HITHERTO we have considered the origin of the plague entirely in a moral point of view. We have seen, that, in conformity to the general opinion of mankind, it may reasonably be supposed to have been inflicted upon mankind, the Jews particularly, for their transgressions; that, having been once introduced, it has been perpetuated, and spread from nation to nation, and that in proportion to the degree of immorality of a certain kind prevailing through the world. From this it is naturally to be inferred, that, were the human race to live at peace with one another, to disperse themselves over the face of the earth for the purpose of improving it by cultivation, and were they to be contented with what the produce of each country affords, there would be no plague among them. But we know that such a reformation is not to be expected, and we must take the world as we find it. The question then is, By what means shall individuals secure themselves from being destroyed by a plague which shall happen to invade any country; or how shall a person, already infected with it, be restored to health? For this purpose let us begin with considering the nature of disease in general, and of the plague particularly.

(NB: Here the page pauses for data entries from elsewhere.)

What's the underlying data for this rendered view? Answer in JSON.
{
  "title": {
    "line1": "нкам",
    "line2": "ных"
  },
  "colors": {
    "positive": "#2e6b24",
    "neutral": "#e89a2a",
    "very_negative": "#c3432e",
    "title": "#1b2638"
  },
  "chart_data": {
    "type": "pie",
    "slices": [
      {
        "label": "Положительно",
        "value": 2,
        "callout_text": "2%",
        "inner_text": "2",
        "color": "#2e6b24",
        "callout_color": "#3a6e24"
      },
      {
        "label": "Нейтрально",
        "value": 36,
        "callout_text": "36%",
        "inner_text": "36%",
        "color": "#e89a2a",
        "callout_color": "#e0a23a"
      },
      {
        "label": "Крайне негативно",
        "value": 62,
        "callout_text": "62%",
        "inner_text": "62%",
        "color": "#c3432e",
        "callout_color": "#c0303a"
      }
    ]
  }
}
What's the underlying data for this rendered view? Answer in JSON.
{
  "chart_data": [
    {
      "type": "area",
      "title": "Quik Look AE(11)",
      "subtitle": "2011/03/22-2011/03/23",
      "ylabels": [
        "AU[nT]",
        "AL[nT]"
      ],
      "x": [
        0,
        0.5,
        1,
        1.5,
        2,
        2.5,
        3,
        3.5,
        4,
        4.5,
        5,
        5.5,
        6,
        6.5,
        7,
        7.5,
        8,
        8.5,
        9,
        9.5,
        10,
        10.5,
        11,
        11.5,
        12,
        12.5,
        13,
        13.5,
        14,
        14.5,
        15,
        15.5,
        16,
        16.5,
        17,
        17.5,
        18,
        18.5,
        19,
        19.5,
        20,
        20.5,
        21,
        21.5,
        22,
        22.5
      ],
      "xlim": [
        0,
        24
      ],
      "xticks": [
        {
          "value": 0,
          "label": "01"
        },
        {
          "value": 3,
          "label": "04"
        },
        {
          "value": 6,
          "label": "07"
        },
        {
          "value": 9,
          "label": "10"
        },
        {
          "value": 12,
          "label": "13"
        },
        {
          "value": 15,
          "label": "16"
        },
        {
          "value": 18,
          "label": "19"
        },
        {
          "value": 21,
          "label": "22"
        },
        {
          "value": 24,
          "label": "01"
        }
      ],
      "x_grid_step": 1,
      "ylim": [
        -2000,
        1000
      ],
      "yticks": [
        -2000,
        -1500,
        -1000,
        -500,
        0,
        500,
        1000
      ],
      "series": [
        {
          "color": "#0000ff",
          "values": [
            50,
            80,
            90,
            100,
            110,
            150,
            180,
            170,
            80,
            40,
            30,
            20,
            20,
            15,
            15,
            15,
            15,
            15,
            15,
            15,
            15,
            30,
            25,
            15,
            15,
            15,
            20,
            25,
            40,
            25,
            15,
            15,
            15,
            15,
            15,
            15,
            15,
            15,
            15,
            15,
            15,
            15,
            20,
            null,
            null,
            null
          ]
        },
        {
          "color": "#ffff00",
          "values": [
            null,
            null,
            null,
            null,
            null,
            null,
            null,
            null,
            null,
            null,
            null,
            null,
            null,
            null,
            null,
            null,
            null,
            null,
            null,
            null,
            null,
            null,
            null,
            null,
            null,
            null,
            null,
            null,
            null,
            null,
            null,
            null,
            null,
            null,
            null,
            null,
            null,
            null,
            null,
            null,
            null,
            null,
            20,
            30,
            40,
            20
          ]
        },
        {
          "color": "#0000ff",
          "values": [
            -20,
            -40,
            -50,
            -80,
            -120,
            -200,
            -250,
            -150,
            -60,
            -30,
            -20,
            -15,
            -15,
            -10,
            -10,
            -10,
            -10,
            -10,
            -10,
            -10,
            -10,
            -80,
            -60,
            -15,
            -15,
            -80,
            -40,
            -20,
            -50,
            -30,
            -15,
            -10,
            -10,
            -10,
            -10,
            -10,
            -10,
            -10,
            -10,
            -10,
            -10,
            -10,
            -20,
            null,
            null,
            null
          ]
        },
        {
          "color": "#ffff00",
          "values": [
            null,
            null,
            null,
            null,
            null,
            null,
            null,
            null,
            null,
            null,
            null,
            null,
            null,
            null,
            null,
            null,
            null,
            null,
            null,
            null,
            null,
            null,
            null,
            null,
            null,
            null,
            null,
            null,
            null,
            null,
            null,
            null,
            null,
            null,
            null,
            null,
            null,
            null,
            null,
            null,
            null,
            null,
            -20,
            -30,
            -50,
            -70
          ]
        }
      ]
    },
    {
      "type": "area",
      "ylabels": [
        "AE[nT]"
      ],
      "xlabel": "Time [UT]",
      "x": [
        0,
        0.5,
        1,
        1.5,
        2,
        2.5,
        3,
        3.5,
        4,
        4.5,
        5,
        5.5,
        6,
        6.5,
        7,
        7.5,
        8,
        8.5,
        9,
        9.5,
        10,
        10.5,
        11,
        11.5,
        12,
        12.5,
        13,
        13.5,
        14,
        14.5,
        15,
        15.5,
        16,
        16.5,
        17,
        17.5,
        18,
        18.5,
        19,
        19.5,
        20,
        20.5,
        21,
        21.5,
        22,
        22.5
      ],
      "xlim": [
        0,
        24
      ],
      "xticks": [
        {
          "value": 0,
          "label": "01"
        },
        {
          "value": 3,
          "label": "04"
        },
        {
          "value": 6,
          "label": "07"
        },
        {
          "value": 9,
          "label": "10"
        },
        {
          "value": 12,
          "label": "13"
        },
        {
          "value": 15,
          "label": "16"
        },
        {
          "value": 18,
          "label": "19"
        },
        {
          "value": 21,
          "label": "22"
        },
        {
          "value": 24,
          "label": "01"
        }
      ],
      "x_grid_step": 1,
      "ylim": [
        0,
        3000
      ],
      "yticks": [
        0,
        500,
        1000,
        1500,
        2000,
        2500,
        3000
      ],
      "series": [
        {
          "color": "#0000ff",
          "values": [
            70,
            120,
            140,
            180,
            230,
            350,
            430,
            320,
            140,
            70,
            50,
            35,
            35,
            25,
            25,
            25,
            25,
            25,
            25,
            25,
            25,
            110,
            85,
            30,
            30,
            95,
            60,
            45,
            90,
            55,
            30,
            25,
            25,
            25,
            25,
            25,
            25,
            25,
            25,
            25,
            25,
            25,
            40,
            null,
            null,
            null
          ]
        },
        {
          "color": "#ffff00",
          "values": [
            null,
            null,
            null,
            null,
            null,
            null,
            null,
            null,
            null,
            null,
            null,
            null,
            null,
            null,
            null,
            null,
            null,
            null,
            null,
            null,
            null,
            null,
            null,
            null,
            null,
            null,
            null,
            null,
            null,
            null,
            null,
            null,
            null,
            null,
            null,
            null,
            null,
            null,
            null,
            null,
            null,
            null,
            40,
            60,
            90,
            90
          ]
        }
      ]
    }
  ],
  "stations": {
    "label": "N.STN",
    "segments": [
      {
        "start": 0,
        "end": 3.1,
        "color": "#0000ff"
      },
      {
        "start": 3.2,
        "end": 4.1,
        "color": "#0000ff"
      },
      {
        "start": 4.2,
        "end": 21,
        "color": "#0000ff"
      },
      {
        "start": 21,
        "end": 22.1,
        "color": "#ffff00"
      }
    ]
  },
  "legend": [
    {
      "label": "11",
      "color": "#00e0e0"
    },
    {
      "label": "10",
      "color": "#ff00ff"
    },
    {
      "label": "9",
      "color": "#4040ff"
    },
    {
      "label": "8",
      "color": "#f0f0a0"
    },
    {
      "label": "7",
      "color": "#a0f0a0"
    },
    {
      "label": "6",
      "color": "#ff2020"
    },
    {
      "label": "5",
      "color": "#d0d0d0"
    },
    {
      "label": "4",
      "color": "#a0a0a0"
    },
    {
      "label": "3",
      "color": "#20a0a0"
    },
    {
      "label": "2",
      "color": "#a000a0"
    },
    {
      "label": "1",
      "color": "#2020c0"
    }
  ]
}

As to disease in general, physicians have differed very considerably in their definitions; and, though many have been given, few seem to be unexceptionable. That of Dr. Fordyce seems to be among the clearest and most expressive. “Disease (says he) is such an alteration in the chemical properties of the fluids or solids, or of their organization, or of the action of the moving powers, as produces an inability or difficulty of performing the functions of the whole or any part of the system, or pain, or preternatural evacuation.” But as this definition, however just, cannot be easily understood by such as are unaccustomed to medical language, I shall attempt the following explanation of the animal economy, and the diseases to which it is subject.
1. By nature our bodies are formed of certain solid and fluid parts, operating upon one another in a manner of which we know but little. Anatomists have described the structure of the human body and its parts in a certain degree, but have always found themselves lost in an inconceivable minuteness of texture. The whole structure of the human body, visible and invisible, is called its ORGANIZATION.
2. This organized body is acted upon by certain powers residing in the atmosphere, by which it becomes endowed with LIFE.